Luxuria: «Cassano? Pensi a far gol»

Il Suq Festival delle Culture apre le porte al tema “identità e differenze”. Ieri Vladimir Luxuria, la drag queen più famosa d’Italia…

Genova – Il Suq Festival delle Culture apre le porte al tema “identità e differenze”. Ieri Vladimir Luxuria, la drag queen più famosa d’Italia, direttrice artistica per anni delle serate romane del Muccassasina, attrice di cinema e teatro, prima parlamentare gay con Rifondazione Comunista, e organizzatrice del Gay Pride mondiale svoltosi a Roma nel Giubileo del 2000, ha presentato in anteprima il suo nuovo romanzo “Eldorado”.

«Si tratta del mio primo romanzo», ha raccontato Vladimir ai microfoni del Decimonono. «Un libro che affronta il tema dell’omofobia di ieri e di oggi, in particolar modo nell’epoca nazista, quando Hitler mandava nei campi di concentramento gli omosessuali. Oggi purtroppo c’è ancora qualcuno che vorrebbe isolarci nei campi di isolamento, ma noi resisteremo».

Da buona protagonista politica l’attrice ha anche fatto gli auguri al nuovo sindaco di Genova Marco Doria: «Sono sicura che farà benissimo, ma spero che Genova sia davvero la città dei diritti che abbiamo incoronato durante il pride del 2009. Tutti i servizi di welfare che vengano dati alle coppie etero dovrebbero essere estesi anche a quelle gay in una città portuale di mare come questa». Non è mancato un commento riguardo all’ultima polemica scoppiata sui presunti omosessuali nella nazionale di calcio e sulle dichiarazioni di Cassano e Cecchi Paone.

«Visto che sono tifosa dell’Italia direi a Cassano di imparare ad attaccare meglio sul campo e un po’ meno i gay. Così magari l’Italia farebbe una figura migliore sia a livello sportivo che civile.

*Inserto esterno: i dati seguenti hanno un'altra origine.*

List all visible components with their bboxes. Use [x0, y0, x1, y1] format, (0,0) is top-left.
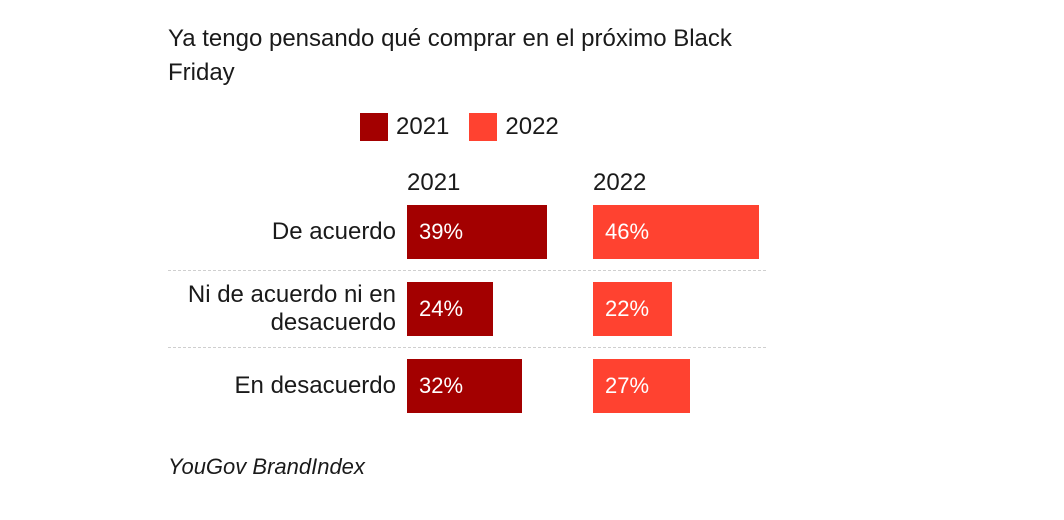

Credo che gli italiani dovrebbero indignarsi se un calciatore non fa gol perché la partita è stata truccata, non se il piede del calciatore che da un tiro a quella palla dipende da un orientamento sessuale o meno. Un segnale di grande apertura sarebbe quello di dire “non me ne frega se sei gay o se sei etero fai gol e fammi godere”. Riguardo a Cecchi Paone non credevo che avesse questi comportamenti da velina, che frequentasse i calciatori. Che dire? Beato lui. A questo punto potrebbe almeno fare i nomi».